Thursday, 21 February 2013

Clegg defends mansion tax and tells pensioners to sell up or pay up!

Elderly people whose homes are worth more than £2million should sell up or risk paying mansion tax, Nick Clegg has claimed today.

The Deputy PM suggested that a home owner hit by the Liberal Democrats plan to tax high value homes should sell his house before they die.

Mr Clegg told LBC Radio listener who had lived in his home with his family for 20 years should consider selling his property.

During his weekly Call Clegg radio phone-in, the Deputy PM told the listener, known as John, that he would indeed be better off if he chose to sell up and move out.

"Because you paid very little for it - how can I put this? I'm obviously not urging you on selling your home but if you were, as your children get older and so on, to decide to sell your home, you would be millions of pounds better off because you've got a small mortgage from 20 years ago and that is in a sense, pure profit," he said.
"That's one thing which I don't know whether you're prepared to do anyway."
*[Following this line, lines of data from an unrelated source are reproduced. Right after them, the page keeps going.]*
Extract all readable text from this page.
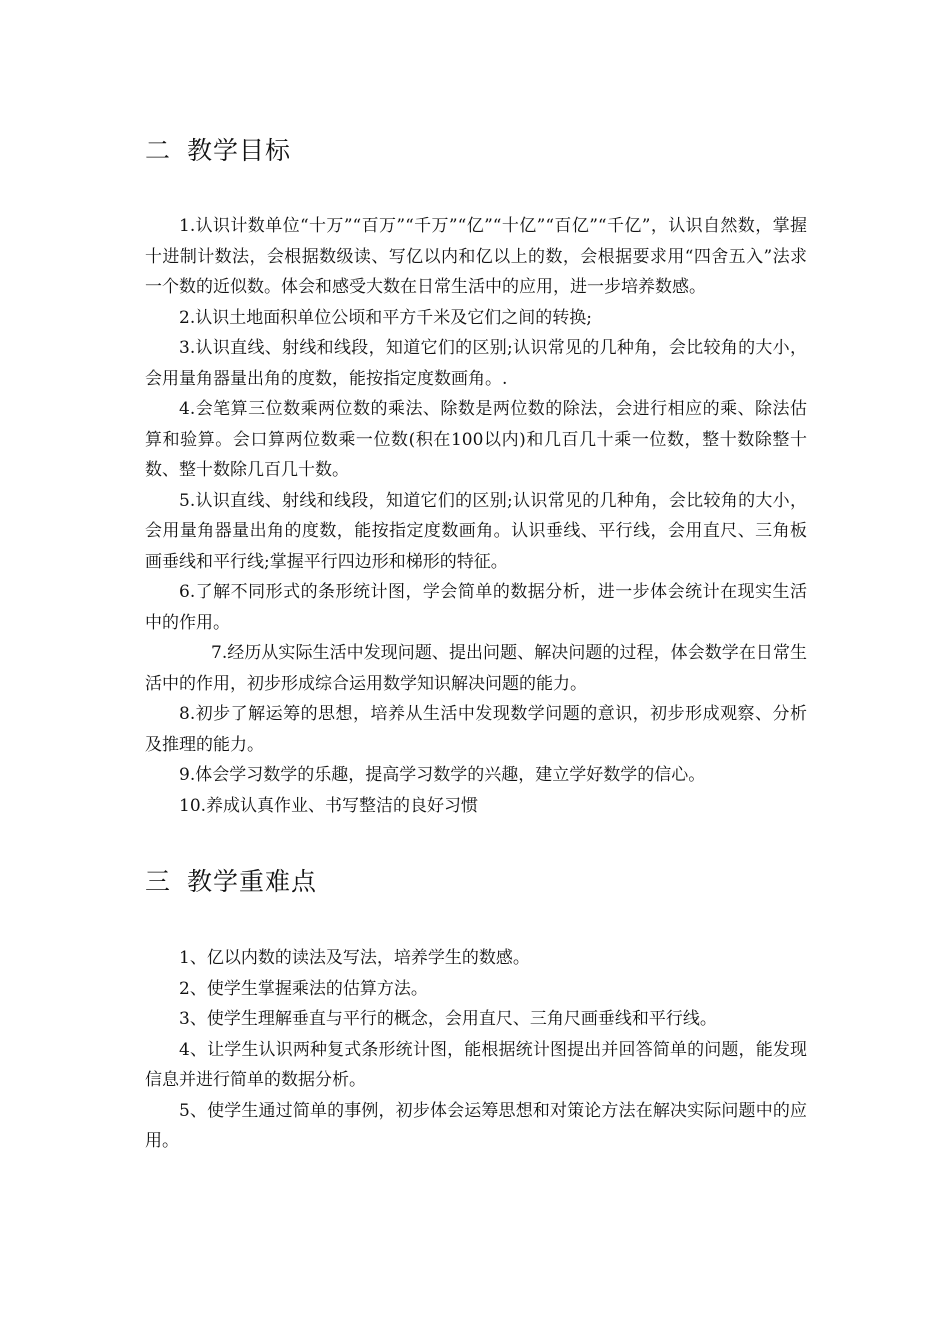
二 教学目标

1.认识计数单位“十万”“百万”“千万”“亿”“十亿”“百亿”“千亿”，认识自然数，掌握十进制计数法，会根据数级读、写亿以内和亿以上的数，会根据要求用“四舍五入”法求一个数的近似数。体会和感受大数在日常生活中的应用，进一步培养数感。

2.认识土地面积单位公顷和平方千米及它们之间的转换;

3.认识直线、射线和线段，知道它们的区别;认识常见的几种角，会比较角的大小，会用量角器量出角的度数，能按指定度数画角。.

4.会笔算三位数乘两位数的乘法、除数是两位数的除法，会进行相应的乘、除法估算和验算。会口算两位数乘一位数(积在100以内)和几百几十乘一位数，整十数除整十数、整十数除几百几十数。

5.认识直线、射线和线段，知道它们的区别;认识常见的几种角，会比较角的大小，会用量角器量出角的度数，能按指定度数画角。认识垂线、平行线，会用直尺、三角板画垂线和平行线;掌握平行四边形和梯形的特征。

6.了解不同形式的条形统计图，学会简单的数据分析，进一步体会统计在现实生活中的作用。

7.经历从实际生活中发现问题、提出问题、解决问题的过程，体会数学在日常生活中的作用，初步形成综合运用数学知识解决问题的能力。

8.初步了解运筹的思想，培养从生活中发现数学问题的意识，初步形成观察、分析及推理的能力。

9.体会学习数学的乐趣，提高学习数学的兴趣，建立学好数学的信心。

10.养成认真作业、书写整洁的良好习惯

三 教学重难点

1、亿以内数的读法及写法，培养学生的数感。

2、使学生掌握乘法的估算方法。

3、使学生理解垂直与平行的概念，会用直尺、三角尺画垂线和平行线。

4、让学生认识两种复式条形统计图，能根据统计图提出并回答简单的问题，能发现信息并进行简单的数据分析。

5、使学生通过简单的事例，初步体会运筹思想和对策论方法在解决实际问题中的应用。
He told Mr Clegg that since he bought the home in St John's Wood in London, the value of the property had “sky rocketed” to £5 million - leaving him facing the prospect of a massive tax bill under the Lib Dems' proposed annual levy on properties worth more than £2 million.

The caller responded to Mr Clegg: "But it's my home and I would have to move out of the area."
Mr Clegg also suggested that pensioners who were hit by the mansion tax could defer payment until after they died when it could be charged to their estate.

"Of course you could make exceptions for those people who have lived in properties for a long period of time and have retired and obviously aren't in a position to pay that kind of levy every year," he said.

"You could pay it as part of your estate, for instance."